DOJ Sues California Over Glock Ban; Brennan Sues Trump Administration Over Probe Records
What the left says
Lean left“Brennan Calls DOJ Investigations Vindictive as Trump Administration Targets Former CIA Director”
Left-leaning coverage centers on Brennan's lawsuit as a civil liberties alarm, framing the DOJ's investigation of the former CIA director as a continuation of Trump's long-standing pattern of using law enforcement against political adversaries. Brennan's legal team's language, that he is being "vindictively singled out," gets prominent placement, and the Russia-probe origins of the investigation are treated as context suggesting score-settling rather than legitimate inquiry. The California Glock lawsuit registers mostly as a predictable piece of the administration's broader gun-rights agenda, with Dhillon's advance warning to Newsom cast as a political performance rather than genuine legal process. The throughline in left-framing is institutional damage: an attorney general's office increasingly used as a weapon against critics, former officials, and Democratic state governments.
What the right says
Right“Trump DOJ Follows Through on California Gun Law Lawsuit, Targets Glock Ban”

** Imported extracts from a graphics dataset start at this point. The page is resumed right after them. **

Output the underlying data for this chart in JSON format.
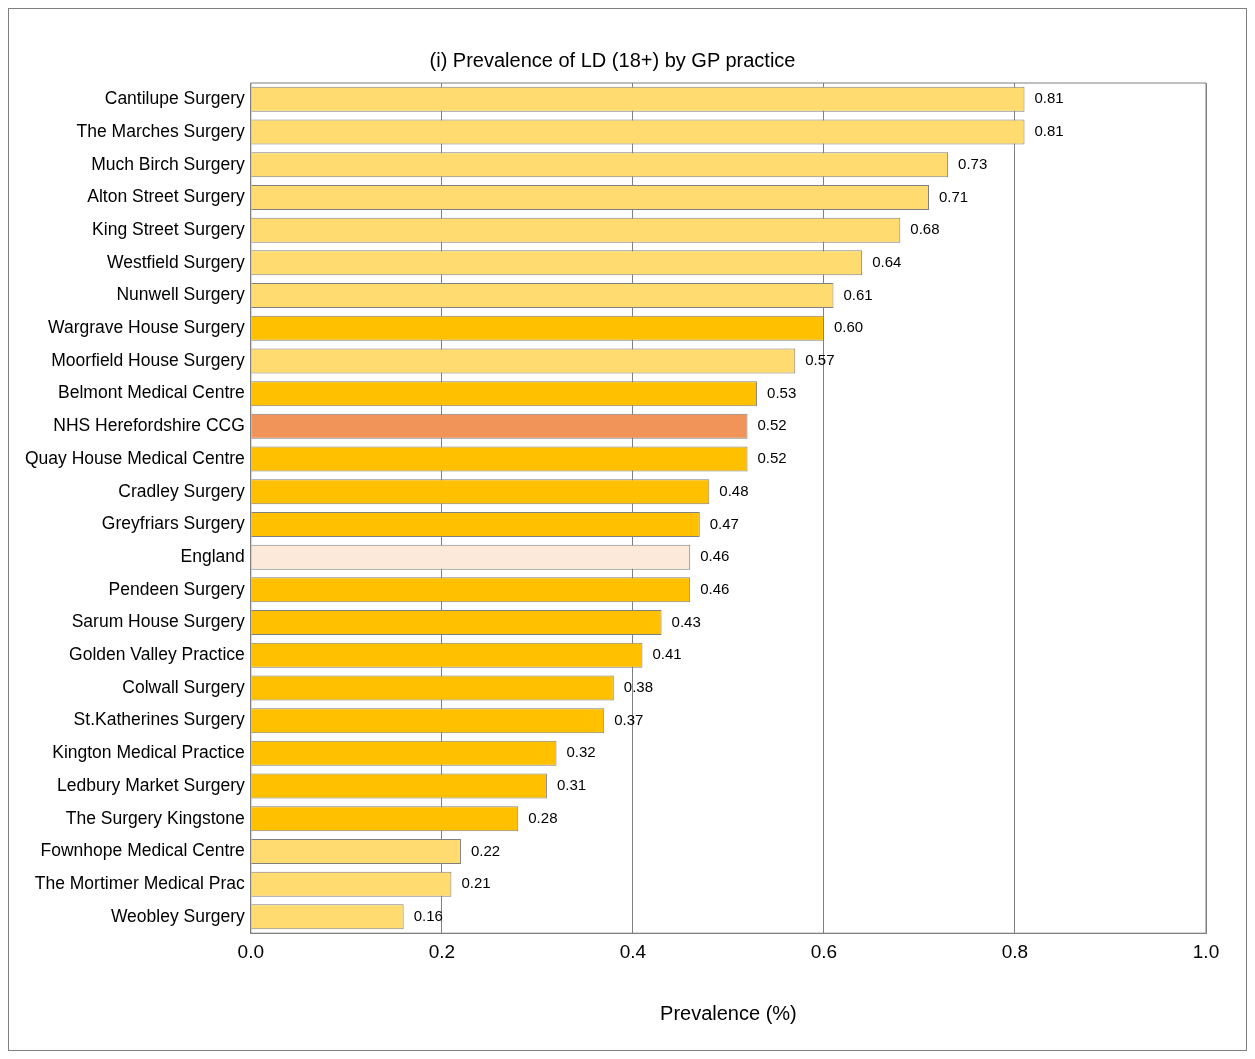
{
  "chart_data": {
    "type": "bar",
    "orientation": "horizontal",
    "title": "(i) Prevalence of LD (18+) by GP practice",
    "xlabel": "Prevalence (%)",
    "categories": [
      "Cantilupe Surgery",
      "The Marches Surgery",
      "Much Birch Surgery",
      "Alton Street Surgery",
      "King Street Surgery",
      "Westfield Surgery",
      "Nunwell Surgery",
      "Wargrave House Surgery",
      "Moorfield House Surgery",
      "Belmont Medical Centre",
      "NHS Herefordshire CCG",
      "Quay House Medical Centre",
      "Cradley Surgery",
      "Greyfriars Surgery",
      "England",
      "Pendeen Surgery",
      "Sarum House Surgery",
      "Golden Valley Practice",
      "Colwall Surgery",
      "St.Katherines Surgery",
      "Kington Medical Practice",
      "Ledbury Market Surgery",
      "The Surgery Kingstone",
      "Fownhope Medical Centre",
      "The Mortimer Medical Prac",
      "Weobley Surgery"
    ],
    "values": [
      0.81,
      0.81,
      0.73,
      0.71,
      0.68,
      0.64,
      0.61,
      0.6,
      0.57,
      0.53,
      0.52,
      0.52,
      0.48,
      0.47,
      0.46,
      0.46,
      0.43,
      0.41,
      0.38,
      0.37,
      0.32,
      0.31,
      0.28,
      0.22,
      0.21,
      0.16
    ],
    "value_labels": [
      "0.81",
      "0.81",
      "0.73",
      "0.71",
      "0.68",
      "0.64",
      "0.61",
      "0.60",
      "0.57",
      "0.53",
      "0.52",
      "0.52",
      "0.48",
      "0.47",
      "0.46",
      "0.46",
      "0.43",
      "0.41",
      "0.38",
      "0.37",
      "0.32",
      "0.31",
      "0.28",
      "0.22",
      "0.21",
      "0.16"
    ],
    "colors": [
      "#ffdb70",
      "#ffdb70",
      "#ffdb70",
      "#ffdb70",
      "#ffdb70",
      "#ffdb70",
      "#ffdb70",
      "#ffc000",
      "#ffdb70",
      "#ffc000",
      "#f0945a",
      "#ffc000",
      "#ffc000",
      "#ffc000",
      "#fde9d9",
      "#ffc000",
      "#ffc000",
      "#ffc000",
      "#ffc000",
      "#ffc000",
      "#ffc000",
      "#ffc000",
      "#ffc000",
      "#ffdb70",
      "#ffdb70",
      "#ffdb70"
    ],
    "xlim": [
      0,
      1
    ],
    "xticks": [
      {
        "value": 0,
        "label": "0.0"
      },
      {
        "value": 0.2,
        "label": "0.2"
      },
      {
        "value": 0.4,
        "label": "0.4"
      },
      {
        "value": 0.6,
        "label": "0.6"
      },
      {
        "value": 0.8,
        "label": "0.8"
      },
      {
        "value": 1,
        "label": "1.0"
      }
    ],
    "grid": "x",
    "legend": false
  }
}
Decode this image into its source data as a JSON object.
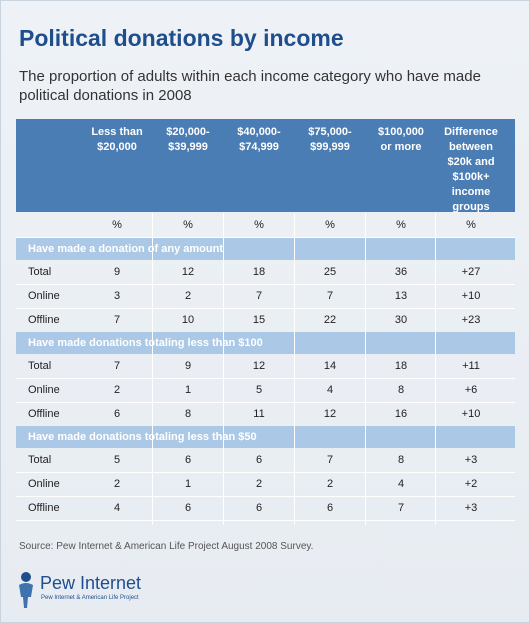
{
  "title": "Political donations by income",
  "subtitle": "The proportion of adults within each income category who have made political donations in 2008",
  "source": "Source:  Pew Internet & American Life Project August 2008 Survey.",
  "logo": {
    "name": "Pew Internet",
    "tagline": "Pew Internet & American Life Project",
    "icon": "pew-figure-icon"
  },
  "colors": {
    "title": "#1f4e8c",
    "header_bg": "#4a7db4",
    "section_bg": "#abc9e6",
    "background": "#e9eef4"
  },
  "chart_data": {
    "type": "table",
    "columns": [
      "Less than\n$20,000",
      "$20,000-\n$39,999",
      "$40,000-\n$74,999",
      "$75,000-\n$99,999",
      "$100,000\nor more",
      "Difference\nbetween\n$20k and\n$100k+\nincome\ngroups"
    ],
    "units": [
      "%",
      "%",
      "%",
      "%",
      "%",
      "%"
    ],
    "sections": [
      {
        "label": "Have made a donation of any amount",
        "rows": [
          {
            "label": "Total",
            "values": [
              "9",
              "12",
              "18",
              "25",
              "36",
              "+27"
            ]
          },
          {
            "label": "Online",
            "values": [
              "3",
              "2",
              "7",
              "7",
              "13",
              "+10"
            ]
          },
          {
            "label": "Offline",
            "values": [
              "7",
              "10",
              "15",
              "22",
              "30",
              "+23"
            ]
          }
        ]
      },
      {
        "label": "Have made donations totaling less than $100",
        "rows": [
          {
            "label": "Total",
            "values": [
              "7",
              "9",
              "12",
              "14",
              "18",
              "+11"
            ]
          },
          {
            "label": "Online",
            "values": [
              "2",
              "1",
              "5",
              "4",
              "8",
              "+6"
            ]
          },
          {
            "label": "Offline",
            "values": [
              "6",
              "8",
              "11",
              "12",
              "16",
              "+10"
            ]
          }
        ]
      },
      {
        "label": "Have made donations totaling less than $50",
        "rows": [
          {
            "label": "Total",
            "values": [
              "5",
              "6",
              "6",
              "7",
              "8",
              "+3"
            ]
          },
          {
            "label": "Online",
            "values": [
              "2",
              "1",
              "2",
              "2",
              "4",
              "+2"
            ]
          },
          {
            "label": "Offline",
            "values": [
              "4",
              "6",
              "6",
              "6",
              "7",
              "+3"
            ]
          }
        ]
      }
    ]
  }
}
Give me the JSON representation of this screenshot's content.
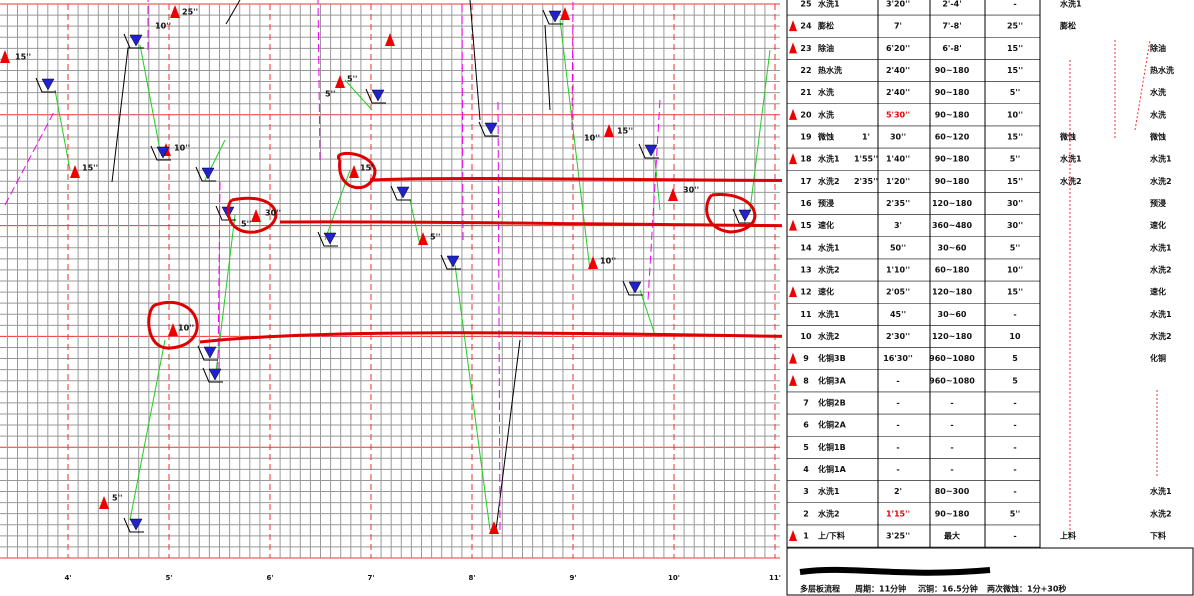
{
  "chart": {
    "x_labels": [
      "4'",
      "5'",
      "6'",
      "7'",
      "8'",
      "9'",
      "10'",
      "11'"
    ],
    "annotations": [
      "15''",
      "25''",
      "10''",
      "15''",
      "10''",
      "5''",
      "5''",
      "15'",
      "30''",
      "5''",
      "5''",
      "10''",
      "10''",
      "15''",
      "30''",
      "10''",
      "5''"
    ]
  },
  "table": {
    "rows": [
      {
        "no": "25",
        "name": "水洗1",
        "time": "3'20''",
        "range": "2'-4'",
        "rest": "-",
        "left": "水洗1"
      },
      {
        "no": "24",
        "name": "膨松",
        "time": "7'",
        "range": "7'-8'",
        "rest": "25''",
        "left": "膨松"
      },
      {
        "no": "23",
        "name": "除油",
        "time": "6'20''",
        "range": "6'-8'",
        "rest": "15''",
        "right": "除油"
      },
      {
        "no": "22",
        "name": "热水洗",
        "time": "2'40''",
        "range": "90~180",
        "rest": "15''",
        "right": "热水洗"
      },
      {
        "no": "21",
        "name": "水洗",
        "time": "2'40''",
        "range": "90~180",
        "rest": "5''",
        "right": "水洗"
      },
      {
        "no": "20",
        "name": "水洗",
        "time": "5'30''",
        "range": "90~180",
        "rest": "10''",
        "right": "水洗"
      },
      {
        "no": "19",
        "name": "微蚀",
        "extra": "1'",
        "time": "30''",
        "range": "60~120",
        "rest": "15''",
        "left": "微蚀",
        "right": "微蚀"
      },
      {
        "no": "18",
        "name": "水洗1",
        "extra": "1'55''",
        "time": "1'40''",
        "range": "90~180",
        "rest": "5''",
        "left": "水洗1",
        "right": "水洗1"
      },
      {
        "no": "17",
        "name": "水洗2",
        "extra": "2'35''",
        "time": "1'20''",
        "range": "90~180",
        "rest": "15''",
        "left": "水洗2",
        "right": "水洗2"
      },
      {
        "no": "16",
        "name": "预浸",
        "time": "2'35''",
        "range": "120~180",
        "rest": "30''",
        "right": "预浸"
      },
      {
        "no": "15",
        "name": "速化",
        "time": "3'",
        "range": "360~480",
        "rest": "30''",
        "right": "速化"
      },
      {
        "no": "14",
        "name": "水洗1",
        "time": "50''",
        "range": "30~60",
        "rest": "5''",
        "right": "水洗1"
      },
      {
        "no": "13",
        "name": "水洗2",
        "time": "1'10''",
        "range": "60~180",
        "rest": "10''",
        "right": "水洗2"
      },
      {
        "no": "12",
        "name": "速化",
        "time": "2'05''",
        "range": "120~180",
        "rest": "15''",
        "right": "速化"
      },
      {
        "no": "11",
        "name": "水洗1",
        "time": "45''",
        "range": "30~60",
        "rest": "-",
        "right": "水洗1"
      },
      {
        "no": "10",
        "name": "水洗2",
        "time": "2'30''",
        "range": "120~180",
        "rest": "10",
        "right": "水洗2"
      },
      {
        "no": "9",
        "name": "化铜3B",
        "time": "16'30''",
        "range": "960~1080",
        "rest": "5",
        "right": "化铜"
      },
      {
        "no": "8",
        "name": "化铜3A",
        "time": "-",
        "range": "960~1080",
        "rest": "5"
      },
      {
        "no": "7",
        "name": "化铜2B",
        "time": "-",
        "range": "-",
        "rest": "-"
      },
      {
        "no": "6",
        "name": "化铜2A",
        "time": "-",
        "range": "-",
        "rest": "-"
      },
      {
        "no": "5",
        "name": "化铜1B",
        "time": "-",
        "range": "-",
        "rest": "-"
      },
      {
        "no": "4",
        "name": "化铜1A",
        "time": "-",
        "range": "-",
        "rest": "-"
      },
      {
        "no": "3",
        "name": "水洗1",
        "time": "2'",
        "range": "80~300",
        "rest": "-",
        "right": "水洗1"
      },
      {
        "no": "2",
        "name": "水洗2",
        "time": "1'15''",
        "range": "90~180",
        "rest": "5''",
        "right": "水洗2"
      },
      {
        "no": "1",
        "name": "上/下料",
        "time": "3'25''",
        "range": "最大",
        "rest": "-",
        "left": "上料",
        "right": "下料"
      }
    ]
  },
  "footer": {
    "title": "多层板流程",
    "items": [
      "周期：11分钟",
      "沉铜：16.5分钟",
      "两次微蚀：1分+30秒"
    ]
  }
}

Right-leaning outlets lead with the California lawsuit as a promise kept, emphasizing that Harmeet Dhillon warned Newsom and Bonta before pulling the trigger on litigation, which frames the DOJ as deliberate and procedurally correct rather than impulsive. Breitbart's headline, "As Promised," signals the core framing: the administration said it would defend Second Amendment rights against a blue-state overreach and it did exactly that. The Brennan lawsuit receives cooler treatment on the right, with coverage noting the DOJ confirmed the investigation in July 2025 and that it centers on Brennan's handling of the Russia-collusion inquiry, a long-contested episode that right-leaning outlets have consistently portrayed as a politically motivated overreach by the intelligence community. The implicit argument is that accountability, not vindictiveness, explains the scrutiny Brennan now faces.